Cabbagetown Southwest is a neighbourhood with a rich history and distinct character that is reflective of suburban residential development in the late 19th century in Toronto. The area was subsequently influenced by a period of economic decline and industrialization in the mid-20th century, and subsequent revitalization in the post-war period. Understanding the history and evolution of the neighbourhood, including its development, significant events, and notable individuals can help inform an understanding of how and why Cabbagetown Southwest is historically relevant and unique.
An historic overview is complemented by the analysis of the neighbourhood’s existing buildings and streetscape, including a review of dates of construction, architectural styles, and building features. Doing so can help to identify and refine an understanding of the specific features and attributes that define the neighbourhood’s character, and how those features relate to the history of the area. A high-level overview of work completed to-date is included below.
The Cabbagetown Southwest study area is an established downtown neighbourhood defined by rows of Victorian and bay-and-gable houses that date from the mid to late 19th century. The study area is part of the larger Cabbagetown neighbourhood, the boundaries of which have evolved over time but generally refer to the residential neighbourhoods east of Sherbourne to the Don River and south of Wellesley to Shuter Street, excluding Regent Park. The study area’s historic character and sense of place are derived from its uniform streetscapes with a consistent architectural vocabulary that reflects its late 19th century development as a suburb of the growing city.
The study area is located northeast of the original Town of York, comprising park lots 3 and 4 north of Queen Street between Sherbourne and Parliament Streets. Beginning in the 1860s these park lots were subdivided for speculative development and sold to small-scale developers, who began constructing dozens of bay-and-gable and cottage style houses for the city’s booming middle and working class. By the 1880s, the study area was largely built out and had assumed its present-day character, with some commercial development along Gerrard and Dundas Street.
As the geography of middle-class residential neighbourhoods evolved and moved outwards from the central city in the early decades of the 20th century the study area began to experience a change in demographics, coupled with the gradual introduction of light industrial and manufacturing uses. Many houses were subdivided, while others, particularly south of Dundas, were demolished and replaced with commercial and manufacturing buildings. A number of significant social institutions were established around this time, including Central Neighbourhood House, the Girl’s Home and Lee School, and Seaton House.
Beginning in the 1970s and continuing through the turn of the 21st century the study area and larger Cabbagetown neighbourhood has attracted renewed interest, valued for its historic character, proximity to downtown and strong community network.
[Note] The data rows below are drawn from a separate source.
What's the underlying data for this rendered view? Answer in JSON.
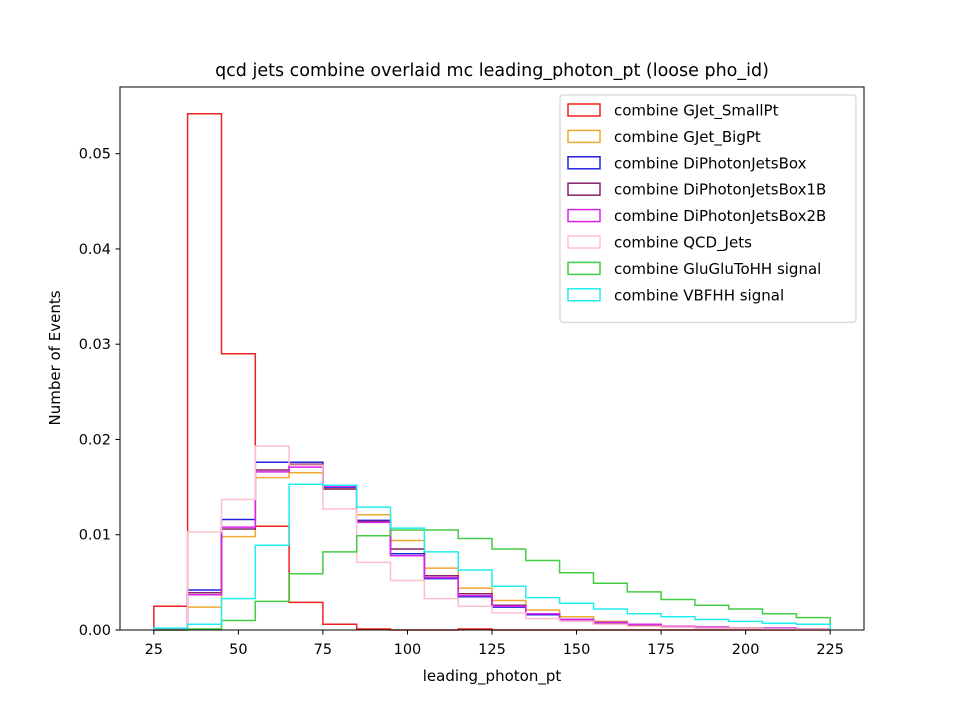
{
  "chart_data": {
    "type": "histogram-step",
    "title": "qcd jets combine overlaid mc leading_photon_pt (loose pho_id)",
    "xlabel": "leading_photon_pt",
    "ylabel": "Number of Events",
    "xlim": [
      15,
      235
    ],
    "ylim": [
      0,
      0.057
    ],
    "xticks": [
      25,
      50,
      75,
      100,
      125,
      150,
      175,
      200,
      225
    ],
    "xtick_labels": [
      "25",
      "50",
      "75",
      "100",
      "125",
      "150",
      "175",
      "200",
      "225"
    ],
    "yticks": [
      0,
      0.01,
      0.02,
      0.03,
      0.04,
      0.05
    ],
    "ytick_labels": [
      "0.00",
      "0.01",
      "0.02",
      "0.03",
      "0.04",
      "0.05"
    ],
    "bin_edges": [
      25,
      35,
      45,
      55,
      65,
      75,
      85,
      95,
      105,
      115,
      125,
      135,
      145,
      155,
      165,
      175,
      185,
      195,
      205,
      215,
      225
    ],
    "legend_position": "top-right",
    "grid": false,
    "series": [
      {
        "name": "combine GJet_SmallPt",
        "color": "#ee2222",
        "values": [
          0.0025,
          0.0542,
          0.029,
          0.0109,
          0.0029,
          0.0006,
          0.0001,
          0.0,
          0.0,
          0.0001,
          0.0,
          0.0,
          0.0,
          0.0,
          0.0,
          0.0,
          0.0,
          0.0,
          0.0,
          0.0
        ]
      },
      {
        "name": "combine GJet_BigPt",
        "color": "#f0a830",
        "values": [
          0.0,
          0.0024,
          0.0098,
          0.016,
          0.0165,
          0.0148,
          0.0121,
          0.0094,
          0.0065,
          0.0044,
          0.0031,
          0.0021,
          0.0014,
          0.0009,
          0.0006,
          0.0004,
          0.0003,
          0.0002,
          0.0002,
          0.0001
        ]
      },
      {
        "name": "combine DiPhotonJetsBox",
        "color": "#2222dd",
        "values": [
          0.0001,
          0.0042,
          0.0116,
          0.0176,
          0.0176,
          0.015,
          0.0115,
          0.008,
          0.0054,
          0.0035,
          0.0024,
          0.0016,
          0.0011,
          0.0008,
          0.0005,
          0.0004,
          0.0003,
          0.0002,
          0.0002,
          0.0001
        ]
      },
      {
        "name": "combine DiPhotonJetsBox1B",
        "color": "#882266",
        "values": [
          0.0001,
          0.0039,
          0.0106,
          0.0168,
          0.0174,
          0.0148,
          0.0114,
          0.0085,
          0.0057,
          0.0038,
          0.0026,
          0.0017,
          0.0011,
          0.0007,
          0.0005,
          0.0003,
          0.0002,
          0.0002,
          0.0001,
          0.0001
        ]
      },
      {
        "name": "combine DiPhotonJetsBox2B",
        "color": "#dd22ee",
        "values": [
          0.0001,
          0.0037,
          0.0108,
          0.0166,
          0.0171,
          0.0151,
          0.0113,
          0.0078,
          0.0055,
          0.0036,
          0.0025,
          0.0017,
          0.0011,
          0.0008,
          0.0006,
          0.0004,
          0.0003,
          0.0002,
          0.0002,
          0.0001
        ]
      },
      {
        "name": "combine QCD_Jets",
        "color": "#ffc0cb",
        "values": [
          0.0,
          0.0103,
          0.0137,
          0.0193,
          0.0173,
          0.0127,
          0.0071,
          0.0052,
          0.0033,
          0.0025,
          0.0018,
          0.0012,
          0.0009,
          0.0006,
          0.0004,
          0.0003,
          0.0002,
          0.0002,
          0.0001,
          0.0001
        ]
      },
      {
        "name": "combine GluGluToHH signal",
        "color": "#44cc44",
        "values": [
          0.0,
          0.0001,
          0.001,
          0.003,
          0.0059,
          0.0082,
          0.0099,
          0.0105,
          0.0105,
          0.0096,
          0.0085,
          0.0073,
          0.006,
          0.0049,
          0.004,
          0.0032,
          0.0026,
          0.0022,
          0.0017,
          0.0013
        ]
      },
      {
        "name": "combine VBFHH signal",
        "color": "#22eeee",
        "values": [
          0.0002,
          0.0006,
          0.0033,
          0.0089,
          0.0153,
          0.0152,
          0.0129,
          0.0107,
          0.0082,
          0.0063,
          0.0046,
          0.0034,
          0.0028,
          0.0022,
          0.0017,
          0.0014,
          0.0011,
          0.0009,
          0.0007,
          0.0006
        ]
      }
    ]
  }
}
Largely spared from the mass demolitions associated with urban renewal – in large part due to citizen activism – the neighbourhood has and continues to be home to a diverse population, including the LGBTQ community and creative professionals, and continues to provide support for low-income residents and those living with mental health and addiction issues through neighbourhood social institutions.
The study area’s historic character has persevered through periods of significant change, retaining its mid to late 19th century streetscape defined by rows of Victorian houses that reflect a formative period in the development of Toronto.
The majority of buildings in Cabbagetown Southwest were constructed between 1870-1900, a period of rapid population and economic growth in Toronto. Neighbourhoods like Cabbagetown, the Annex, Seaton Village and Trinity-Bellwoods were largely developed by speculative and small-scale developers, and were home to the growing middle class. Builders adopted standard architectural forms such as the bay and gable and development patterns that maximized the deep and narrow lots, contributing to a consistency that defines the context of these neighbourhoods.
Interspersed with the late 19th century houses are a few early to mid-20th century industrial and commercial buildings, including former warehouses and factories. These buildings reflect the northward expansion of industrial activity from the St. Lawrence neighbourhood, and often replaced dilapidated housing stock. Where they still exist most have been converted for residential or institutional use, with a few having been re-purposed for commercial use.
The third prevailing period of construction is the late 20th century, from 1970 to 2000, a period during which the neighbourhood was being revitalized and attracting new interest. Primarily located south of Dundas and east of Ontario Street you can find tall and narrow row houses – inspired by their historic context – that replaced former industrial uses or dilapidated houses and garages.
Houses in Cabbagetown Southwest show the influence of a variety of popular late 19th and early 20th century architectural styles. As is common with bay and gable houses, few can be considered to perfectly reflect any one particular style, in larger part due to the fact that the basic form and massing was dictated by the standardized lot size. Instead, houses may include features and elements that are associated with one or more popular styles, reflecting the tastes and aspirations of the developer, builder and owners. A bay-and-gable house could be modified to reflect the Gothic Revival, Queen Anne Revival or Edwardian styles, depending on its window proportions, brick detailing, and other features.
As a result and for the purposes of this study, the majority of houses have been identified as “Victorian” in style; only where they exhibit a clear and concerted effort to be associated with an architectural style have they been labelled as such. A few buildings have been left unidentified, as they do not reflect any architectural style or stylistic influence.